In the present research, Fe-0.72Mn-3.7Al-0.53C low-alloy, low-density cast steel is used as the research object. After solution treatment at different temperatures for 1 h, the phase evolution, microstructure and mechanical properties of Fe-0.72Mn-3.7Al-0.53C low-alloy, low-density cast steel were studied. The results are as follows:

The microstructure of Fe-0.72Mn-3.7Al-0.53C low-density cast steel after solution treatment is ferrite and martensite. Part of the martensite grows in a mirror-symmetrical manner in order to adjust the strain energy that increases with the system undercooling to form twinned martensite after solution treatment at 1100 °C and 1200 °C.

In the range of 900 to 1200 °C, the tensile strength and elongation of Fe-0.72Mn-3.7Al-0.53C low-density cast steel increase first and then decrease with the increase of solution temperature. The tensile strength and the elongation reach a peak value at 1100 °C, which are 928.92 Mpa and 5.89%. The production of a large amount of martensite in the austenite grains leads to increase in tensile strength and elongation, and for solution treatment at 1200 °C, grain coarsening will adversely affect the tensile strength and elongation of the steel.

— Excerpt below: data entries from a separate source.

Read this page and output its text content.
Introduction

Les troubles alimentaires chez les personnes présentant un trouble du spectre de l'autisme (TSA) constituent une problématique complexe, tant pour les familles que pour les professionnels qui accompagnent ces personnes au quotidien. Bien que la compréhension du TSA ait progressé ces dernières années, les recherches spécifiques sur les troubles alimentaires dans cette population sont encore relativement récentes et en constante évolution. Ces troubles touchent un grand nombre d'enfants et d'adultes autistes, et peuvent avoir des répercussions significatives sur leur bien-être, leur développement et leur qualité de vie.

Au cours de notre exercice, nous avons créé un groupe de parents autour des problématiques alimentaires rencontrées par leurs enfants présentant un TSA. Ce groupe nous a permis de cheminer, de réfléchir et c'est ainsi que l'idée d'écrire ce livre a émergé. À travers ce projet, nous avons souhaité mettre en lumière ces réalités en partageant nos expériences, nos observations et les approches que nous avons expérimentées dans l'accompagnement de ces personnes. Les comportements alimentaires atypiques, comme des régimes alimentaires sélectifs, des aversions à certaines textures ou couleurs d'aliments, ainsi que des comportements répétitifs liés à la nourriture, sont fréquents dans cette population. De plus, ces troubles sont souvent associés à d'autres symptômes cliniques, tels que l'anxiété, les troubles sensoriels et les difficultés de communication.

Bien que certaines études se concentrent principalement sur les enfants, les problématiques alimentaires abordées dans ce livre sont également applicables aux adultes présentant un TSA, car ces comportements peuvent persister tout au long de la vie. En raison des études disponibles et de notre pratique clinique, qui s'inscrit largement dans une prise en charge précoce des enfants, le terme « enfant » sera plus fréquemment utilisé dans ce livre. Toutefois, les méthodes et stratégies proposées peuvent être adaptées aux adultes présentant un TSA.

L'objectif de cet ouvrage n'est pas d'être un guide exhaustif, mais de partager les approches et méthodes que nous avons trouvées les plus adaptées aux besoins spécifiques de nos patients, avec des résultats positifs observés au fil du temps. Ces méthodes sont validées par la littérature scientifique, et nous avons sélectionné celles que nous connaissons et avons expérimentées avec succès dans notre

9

The extra diffraction spots commonly observed in the electron diffraction pattern of martensite can be attributed to the double diffraction of the twinned martensite vari-ants rather than the bcc {112}<111> twins.

The Fe-0.72Mn-3.7Al-0.53C low-density cast steel shows the typical characteristics of tertiary work hardening during the deformation process. The work hardening of the dislocations in the ferrite is the main source of the work hardening rate in low strain, and as strain increases, martensite and ferrite are coordinate deformed until fracture occurs.